Saya heran kenapa supir tadi menunjukkan arah yang salah. Kemungkinan kalau dia tidak tahu sangatlah kecil sekali. Kalaupun tidak tahu, biasanya akan disarankan untuk bertanya ke orang yang mengetahui, polisi misalnya. Saya tidak tahu apa maksudnya. Kalau pun dia bermaksud membuat saya tersasar, paling tidak saya tidak jadi mengikuti petunjuknya.
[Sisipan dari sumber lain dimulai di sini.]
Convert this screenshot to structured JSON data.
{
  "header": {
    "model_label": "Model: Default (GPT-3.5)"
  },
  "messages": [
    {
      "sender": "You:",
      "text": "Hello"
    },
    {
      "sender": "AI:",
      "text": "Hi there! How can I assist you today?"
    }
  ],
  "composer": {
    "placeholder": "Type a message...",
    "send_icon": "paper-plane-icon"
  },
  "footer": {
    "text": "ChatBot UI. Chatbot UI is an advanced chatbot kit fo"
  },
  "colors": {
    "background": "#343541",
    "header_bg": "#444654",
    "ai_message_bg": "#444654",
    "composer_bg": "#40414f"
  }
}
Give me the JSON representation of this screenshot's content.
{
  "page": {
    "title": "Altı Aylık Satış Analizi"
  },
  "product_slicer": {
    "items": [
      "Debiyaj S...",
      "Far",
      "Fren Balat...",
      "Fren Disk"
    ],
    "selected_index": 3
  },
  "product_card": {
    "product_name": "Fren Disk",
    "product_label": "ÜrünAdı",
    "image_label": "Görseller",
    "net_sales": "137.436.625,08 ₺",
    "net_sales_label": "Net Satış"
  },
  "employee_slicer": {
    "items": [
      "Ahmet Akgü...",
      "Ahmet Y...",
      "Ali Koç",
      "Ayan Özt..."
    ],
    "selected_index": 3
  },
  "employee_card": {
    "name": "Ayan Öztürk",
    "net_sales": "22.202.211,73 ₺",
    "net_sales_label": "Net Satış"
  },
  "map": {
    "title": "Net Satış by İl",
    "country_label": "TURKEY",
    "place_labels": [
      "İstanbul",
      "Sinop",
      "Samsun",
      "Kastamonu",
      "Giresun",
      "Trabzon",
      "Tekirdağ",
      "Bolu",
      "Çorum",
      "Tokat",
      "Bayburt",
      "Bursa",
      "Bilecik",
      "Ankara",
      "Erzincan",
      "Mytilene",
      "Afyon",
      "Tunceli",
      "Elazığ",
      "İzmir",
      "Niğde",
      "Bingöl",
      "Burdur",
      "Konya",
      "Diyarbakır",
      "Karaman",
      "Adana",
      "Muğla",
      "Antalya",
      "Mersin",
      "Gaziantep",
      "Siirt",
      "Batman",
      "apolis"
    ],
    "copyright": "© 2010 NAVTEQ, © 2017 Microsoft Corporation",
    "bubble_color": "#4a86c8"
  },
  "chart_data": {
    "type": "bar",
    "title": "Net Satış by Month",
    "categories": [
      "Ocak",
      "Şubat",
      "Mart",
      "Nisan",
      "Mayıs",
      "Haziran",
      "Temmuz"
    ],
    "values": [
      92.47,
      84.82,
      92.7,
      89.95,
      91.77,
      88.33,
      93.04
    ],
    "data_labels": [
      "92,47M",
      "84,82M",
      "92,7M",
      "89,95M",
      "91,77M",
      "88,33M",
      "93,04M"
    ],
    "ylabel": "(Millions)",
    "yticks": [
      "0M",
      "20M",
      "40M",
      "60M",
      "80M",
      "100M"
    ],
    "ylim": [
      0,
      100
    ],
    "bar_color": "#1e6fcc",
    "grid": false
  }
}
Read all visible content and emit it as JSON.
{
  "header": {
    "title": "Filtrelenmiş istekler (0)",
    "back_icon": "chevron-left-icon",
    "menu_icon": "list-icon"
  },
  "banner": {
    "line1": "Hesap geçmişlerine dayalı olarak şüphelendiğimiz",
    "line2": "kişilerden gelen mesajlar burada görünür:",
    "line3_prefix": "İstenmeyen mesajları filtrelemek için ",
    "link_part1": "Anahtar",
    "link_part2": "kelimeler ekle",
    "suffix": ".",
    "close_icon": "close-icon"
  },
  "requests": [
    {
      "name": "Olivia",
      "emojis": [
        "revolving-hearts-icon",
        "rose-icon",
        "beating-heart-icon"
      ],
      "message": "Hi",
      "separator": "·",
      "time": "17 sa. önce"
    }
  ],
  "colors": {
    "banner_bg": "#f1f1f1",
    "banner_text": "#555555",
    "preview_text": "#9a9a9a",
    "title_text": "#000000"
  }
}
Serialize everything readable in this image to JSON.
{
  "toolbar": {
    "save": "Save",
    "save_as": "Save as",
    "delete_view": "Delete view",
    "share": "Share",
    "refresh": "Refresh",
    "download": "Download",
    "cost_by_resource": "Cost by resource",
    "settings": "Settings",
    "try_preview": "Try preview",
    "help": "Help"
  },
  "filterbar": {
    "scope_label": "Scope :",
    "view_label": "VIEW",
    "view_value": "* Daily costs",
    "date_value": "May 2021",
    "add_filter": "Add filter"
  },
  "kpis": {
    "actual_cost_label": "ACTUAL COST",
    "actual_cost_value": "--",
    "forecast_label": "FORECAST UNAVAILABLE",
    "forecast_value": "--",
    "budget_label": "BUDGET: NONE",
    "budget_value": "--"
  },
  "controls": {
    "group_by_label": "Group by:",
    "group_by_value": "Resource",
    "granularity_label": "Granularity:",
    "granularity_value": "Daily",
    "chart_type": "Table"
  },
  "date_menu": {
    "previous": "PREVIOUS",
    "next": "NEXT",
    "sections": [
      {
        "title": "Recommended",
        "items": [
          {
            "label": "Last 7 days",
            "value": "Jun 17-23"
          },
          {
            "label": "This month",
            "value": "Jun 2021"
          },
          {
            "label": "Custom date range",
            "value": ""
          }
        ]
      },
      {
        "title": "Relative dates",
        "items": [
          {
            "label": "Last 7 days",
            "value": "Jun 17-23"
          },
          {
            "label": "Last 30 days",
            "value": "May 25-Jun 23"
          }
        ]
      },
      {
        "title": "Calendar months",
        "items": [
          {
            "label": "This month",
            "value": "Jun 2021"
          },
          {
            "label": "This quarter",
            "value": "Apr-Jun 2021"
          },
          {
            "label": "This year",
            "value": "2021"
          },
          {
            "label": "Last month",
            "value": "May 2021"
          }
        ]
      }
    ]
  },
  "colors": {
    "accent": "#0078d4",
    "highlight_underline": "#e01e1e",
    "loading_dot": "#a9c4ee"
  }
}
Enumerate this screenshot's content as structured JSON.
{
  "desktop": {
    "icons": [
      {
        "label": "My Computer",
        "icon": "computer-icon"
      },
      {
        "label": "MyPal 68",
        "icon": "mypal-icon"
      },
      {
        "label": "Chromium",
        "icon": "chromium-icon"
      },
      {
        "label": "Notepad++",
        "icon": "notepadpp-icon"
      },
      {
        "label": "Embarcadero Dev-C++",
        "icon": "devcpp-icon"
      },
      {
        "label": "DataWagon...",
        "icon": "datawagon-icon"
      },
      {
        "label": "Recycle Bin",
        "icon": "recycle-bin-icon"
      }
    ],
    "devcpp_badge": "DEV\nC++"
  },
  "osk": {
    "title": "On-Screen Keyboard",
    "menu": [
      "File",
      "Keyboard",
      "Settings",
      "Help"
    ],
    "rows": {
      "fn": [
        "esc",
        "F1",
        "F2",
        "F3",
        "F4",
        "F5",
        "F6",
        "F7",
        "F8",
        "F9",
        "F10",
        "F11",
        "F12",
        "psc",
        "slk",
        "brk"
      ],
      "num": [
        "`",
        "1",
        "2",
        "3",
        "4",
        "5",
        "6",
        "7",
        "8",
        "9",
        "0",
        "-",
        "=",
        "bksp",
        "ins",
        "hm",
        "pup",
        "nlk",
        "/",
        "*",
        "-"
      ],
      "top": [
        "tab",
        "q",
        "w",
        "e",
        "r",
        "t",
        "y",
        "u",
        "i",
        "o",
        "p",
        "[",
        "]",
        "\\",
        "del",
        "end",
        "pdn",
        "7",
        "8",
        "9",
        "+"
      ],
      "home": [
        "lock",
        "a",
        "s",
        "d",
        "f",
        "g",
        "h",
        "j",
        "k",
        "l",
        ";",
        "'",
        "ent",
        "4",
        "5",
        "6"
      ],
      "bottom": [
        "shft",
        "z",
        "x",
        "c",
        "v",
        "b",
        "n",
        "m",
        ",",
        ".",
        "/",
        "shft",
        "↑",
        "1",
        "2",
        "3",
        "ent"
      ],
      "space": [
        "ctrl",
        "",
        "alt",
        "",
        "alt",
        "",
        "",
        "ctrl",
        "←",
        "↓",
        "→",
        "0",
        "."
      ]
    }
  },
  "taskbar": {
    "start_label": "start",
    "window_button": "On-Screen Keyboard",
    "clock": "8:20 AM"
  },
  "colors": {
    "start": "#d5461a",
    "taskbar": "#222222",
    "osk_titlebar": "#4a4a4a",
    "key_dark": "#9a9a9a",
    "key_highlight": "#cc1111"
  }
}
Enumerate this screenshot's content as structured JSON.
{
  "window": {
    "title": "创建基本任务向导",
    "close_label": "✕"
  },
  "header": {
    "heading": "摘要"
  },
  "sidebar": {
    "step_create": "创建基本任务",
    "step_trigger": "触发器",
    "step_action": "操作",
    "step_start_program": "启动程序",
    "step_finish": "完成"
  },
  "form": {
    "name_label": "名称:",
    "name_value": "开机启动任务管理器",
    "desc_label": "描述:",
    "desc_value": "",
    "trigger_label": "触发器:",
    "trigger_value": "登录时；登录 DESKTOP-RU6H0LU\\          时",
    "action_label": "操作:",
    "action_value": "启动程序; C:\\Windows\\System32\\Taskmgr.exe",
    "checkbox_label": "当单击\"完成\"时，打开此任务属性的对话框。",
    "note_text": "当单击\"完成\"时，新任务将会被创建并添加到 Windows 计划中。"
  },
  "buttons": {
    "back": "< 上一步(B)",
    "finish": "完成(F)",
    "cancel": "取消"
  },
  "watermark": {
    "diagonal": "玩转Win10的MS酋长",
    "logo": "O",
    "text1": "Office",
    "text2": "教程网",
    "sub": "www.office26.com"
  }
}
Memang tidak semua seperti itu, saya yakin masih banyak yang lebih baik dari supir tadi. Tetapi yang membuat saya berpikir, apakah jika kita, orang Indonesia, bertemu dengan warga negara tetangga kita itu juga akan melakukan hal yang sama? Maksud saya jika situasi nya dibalik, jika mereka yang tersesat, dan kita yang ada di posisi supir, apakah kita juga akan memberi petunjuk yang salah? Saya berharap tidak. Semoga tidak. Kalau iya, ternyata kita tidak lebih baik, bahkan jangan sampai kita yang lebih dulu memulai. Jangan.